As we can see from our test, the effect of prenatal care during pregnancy is not the same across all the conditional birth weight dist. quantiles. The lack of prenatal care has a significantly larger effect on infant birth weight throughout the distribution, and the most significant for births at the lower tail of dist. It is actually quite interesting to see how large the discrepancy between the quantiles.

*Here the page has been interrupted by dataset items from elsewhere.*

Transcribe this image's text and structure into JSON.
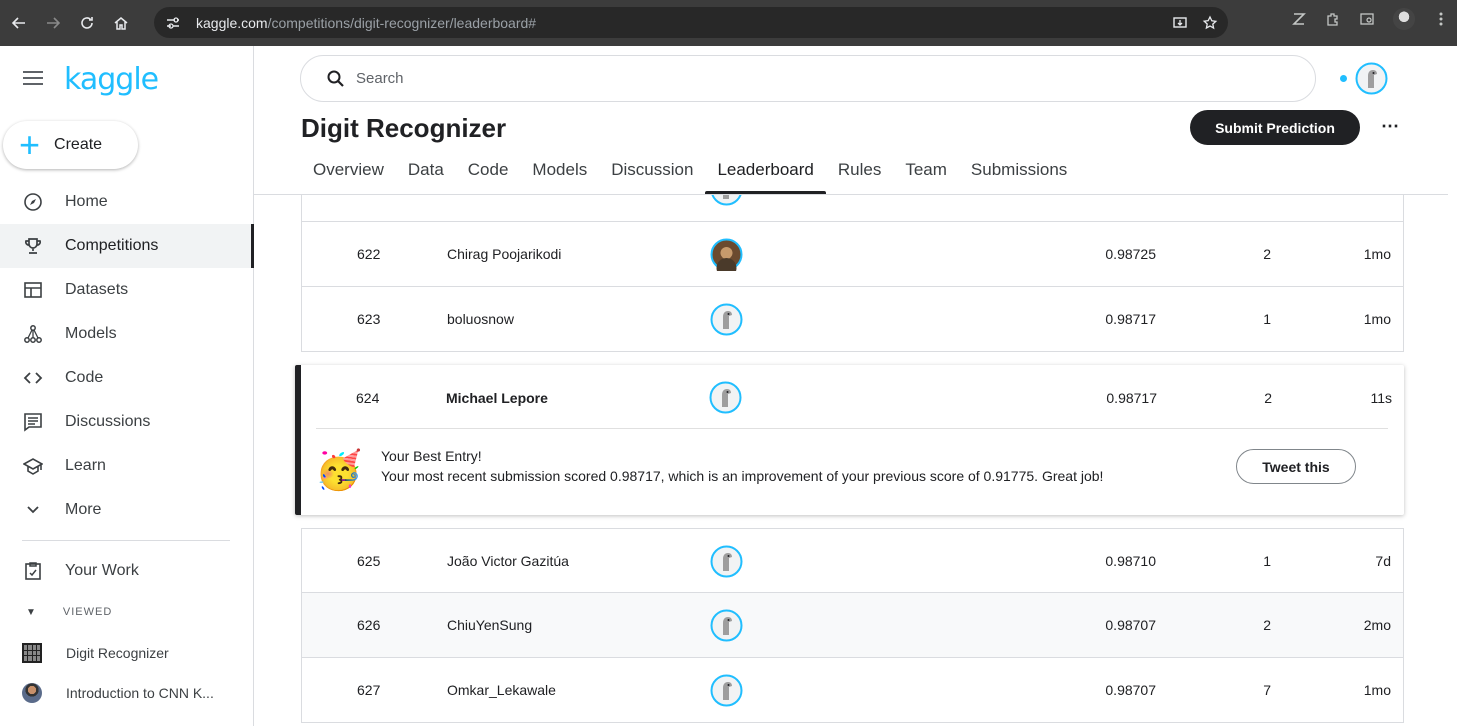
{
  "browser": {
    "url_domain": "kaggle.com",
    "url_path": "/competitions/digit-recognizer/leaderboard#"
  },
  "sidebar": {
    "logo": "kaggle",
    "create_label": "Create",
    "items": [
      {
        "label": "Home",
        "icon": "compass-icon"
      },
      {
        "label": "Competitions",
        "icon": "trophy-icon",
        "active": true
      },
      {
        "label": "Datasets",
        "icon": "table-icon"
      },
      {
        "label": "Models",
        "icon": "models-icon"
      },
      {
        "label": "Code",
        "icon": "code-icon"
      },
      {
        "label": "Discussions",
        "icon": "discussion-icon"
      },
      {
        "label": "Learn",
        "icon": "school-icon"
      },
      {
        "label": "More",
        "icon": "chevron-down-icon"
      }
    ],
    "your_work": "Your Work",
    "viewed_label": "VIEWED",
    "viewed": [
      {
        "label": "Digit Recognizer"
      },
      {
        "label": "Introduction to CNN K..."
      }
    ]
  },
  "search": {
    "placeholder": "Search"
  },
  "competition": {
    "title": "Digit Recognizer",
    "submit_label": "Submit Prediction",
    "tabs": [
      "Overview",
      "Data",
      "Code",
      "Models",
      "Discussion",
      "Leaderboard",
      "Rules",
      "Team",
      "Submissions"
    ],
    "active_tab": "Leaderboard"
  },
  "leaderboard": {
    "rows_before": [
      {
        "rank": "622",
        "team": "Chirag Poojarikodi",
        "score": "0.98725",
        "entries": "2",
        "last": "1mo"
      },
      {
        "rank": "623",
        "team": "boluosnow",
        "score": "0.98717",
        "entries": "1",
        "last": "1mo"
      }
    ],
    "highlight": {
      "rank": "624",
      "team": "Michael Lepore",
      "score": "0.98717",
      "entries": "2",
      "last": "11s",
      "msg_title": "Your Best Entry!",
      "msg_body": "Your most recent submission scored 0.98717, which is an improvement of your previous score of 0.91775. Great job!",
      "tweet_label": "Tweet this",
      "emoji": "🥳"
    },
    "rows_after": [
      {
        "rank": "625",
        "team": "João Victor Gazitúa",
        "score": "0.98710",
        "entries": "1",
        "last": "7d"
      },
      {
        "rank": "626",
        "team": "ChiuYenSung",
        "score": "0.98707",
        "entries": "2",
        "last": "2mo"
      },
      {
        "rank": "627",
        "team": "Omkar_Lekawale",
        "score": "0.98707",
        "entries": "7",
        "last": "1mo"
      }
    ]
  }
}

Our OLS estimate = -119 after controlling for all the covariates.

Problem 4

The Paper by Angrist and Krueger(2001) really goes into detail about the efficacy and proper implementation of instrumental variabls. They offer alot of insight as to when they are useful as opposed to alternative methods, when they can best be employed, and what disadvantages they also bring about. They explain why creating an instrumental variable is so difficult, and how they can lend insight into characteristics we would have otherwise not observed. I actualy quite enjoyed the question on this problem set in which we created our own instrumental variable because it really leaves so much room for creativity and for criticism, so I was interested to see how they respond technically to weak instrumental variables and how to discern the robustness of your instrumental variable. The obvious condidtion concerning IV’s are that they must have a very high correlation with the endogenous variable, while not being correlated with the outcome such as babys birth weight in our examples. I really appreciated the table they presented to help understand different applications of instrumetnal variables, it makes it easier to place it in context. I am actually quite intrigued by the many differnt possible uses of Instrumental variables, I would love to think of applications in capital markets. Possible future thesis? :)

Problem 5

The paper by Koenker and Hallock(2001) hosts a great discussion about the efficacy of Quantile regressions and its advantages when used in the place of Ordinary Least Squares Regression estimation. Econometricians might find Quantile Regressions very useful when trying to use data with outliers that may skew results. One thing I have heard time and time again from being in your class is that the median, similar to quantiles, is a more robust measurement than a mean, in the precense of outliers. I gained alot of knowledge regarding the purpose of quantile regressions and seeing why econometricians might prefer it to OLS in situations where they want to estimate effects of covariates over a range of outcomes. It can be very useful to understand different effects of covariates over a range of outcomes as we have seen in the previous questions with the quantile regression over the smoking during pregnancy indicator over a range of different infant birth weights and how the effects change.